Now admittedly Connect 4 is contained enough that it can be solved via classical algorithms. However, AlphaZero can generalize to difficult 2-player games (like Chess and Go) and can become superhuman with enough training time (its predecessor algorithm AlphaGo famously beat Lee Sedol in 2016). AlphaZero was a landmark moment for AI because it proved that neural networks can generalize in a way classical algorithms cannot. Making this was a way for me to understand the algorithm and witness the magic in a more visceral way (perhaps one day I’ll try to train a really good Chess AI with it too…)

Current AIs are trained with a surprisingly similar paradigm - one of the key newer stages in LLM training is to sample a trajectory (recursively querying the LLM as opposed to a tree search in AlphaZero) and then rewarding it based on the end outcome (eg. whether it correctly solved a math problem as opposed to whether it won the game for AlphaZero).

AlphaZero

AlphaZero is a self-improvement loop:

  1. Self-play: The current network plays games against itself. At each move, MCTS uses the network’s policy (move priors) and value (position evaluation) to simulate hundreds of possible continuations and pick the most-visited move.
  2. Training: The network is trained to directly predict MCTS’s move distribution and the eventual game outcome.
  3. Repeat: Each new iteration’s network guides stronger search, which produces better training data, which trains a stronger network.

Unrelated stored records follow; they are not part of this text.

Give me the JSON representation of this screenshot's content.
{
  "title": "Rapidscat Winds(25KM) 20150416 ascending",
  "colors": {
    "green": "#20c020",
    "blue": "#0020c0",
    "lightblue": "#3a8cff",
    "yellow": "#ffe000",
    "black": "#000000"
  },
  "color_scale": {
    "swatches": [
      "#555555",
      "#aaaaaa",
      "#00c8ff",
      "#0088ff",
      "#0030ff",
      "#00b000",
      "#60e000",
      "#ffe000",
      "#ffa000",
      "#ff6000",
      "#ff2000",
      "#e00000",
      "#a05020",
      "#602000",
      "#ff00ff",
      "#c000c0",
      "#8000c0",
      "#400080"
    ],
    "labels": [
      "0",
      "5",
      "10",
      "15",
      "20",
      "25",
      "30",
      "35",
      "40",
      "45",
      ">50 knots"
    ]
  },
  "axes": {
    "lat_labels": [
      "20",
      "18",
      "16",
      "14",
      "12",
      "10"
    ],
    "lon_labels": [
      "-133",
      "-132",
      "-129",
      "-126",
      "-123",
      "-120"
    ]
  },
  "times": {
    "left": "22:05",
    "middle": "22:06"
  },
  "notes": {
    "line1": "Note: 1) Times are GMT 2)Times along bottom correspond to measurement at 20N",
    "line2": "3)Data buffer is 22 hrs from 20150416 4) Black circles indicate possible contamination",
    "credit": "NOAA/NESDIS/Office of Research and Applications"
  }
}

There’s no explicit reward model and no hand-crafted evaluation. The only information the model gets is “did this position lead to a win or a loss?”

The network (~1.6M parameters, 5-block ResNet with policy + value heads) was trained for 80 self-play iterations on a single machine. Each iteration plays 500 games against itself using Monte Carlo Tree Search guided by the current network, then trains the network to better predict the outcomes that search found.

Resources

Papers & guides

Documentaries

I also really like these documentaries from DeepMind:

  • AlphaGo — The Movie (Kohs, G., 2017). Go had long been the holy grail of game-playing AI. This follows the development of AlphaGo (AlphaZero’s predecessor) and its famous match against Lee Sedol.
  • The Thinking Game (Tate, G., 2024). Truly general AI systems have been out of reach even decades after the invention of computers. This tells the story of DeepMind’s pursuit of that grand challenge and its breakthroughs along the way.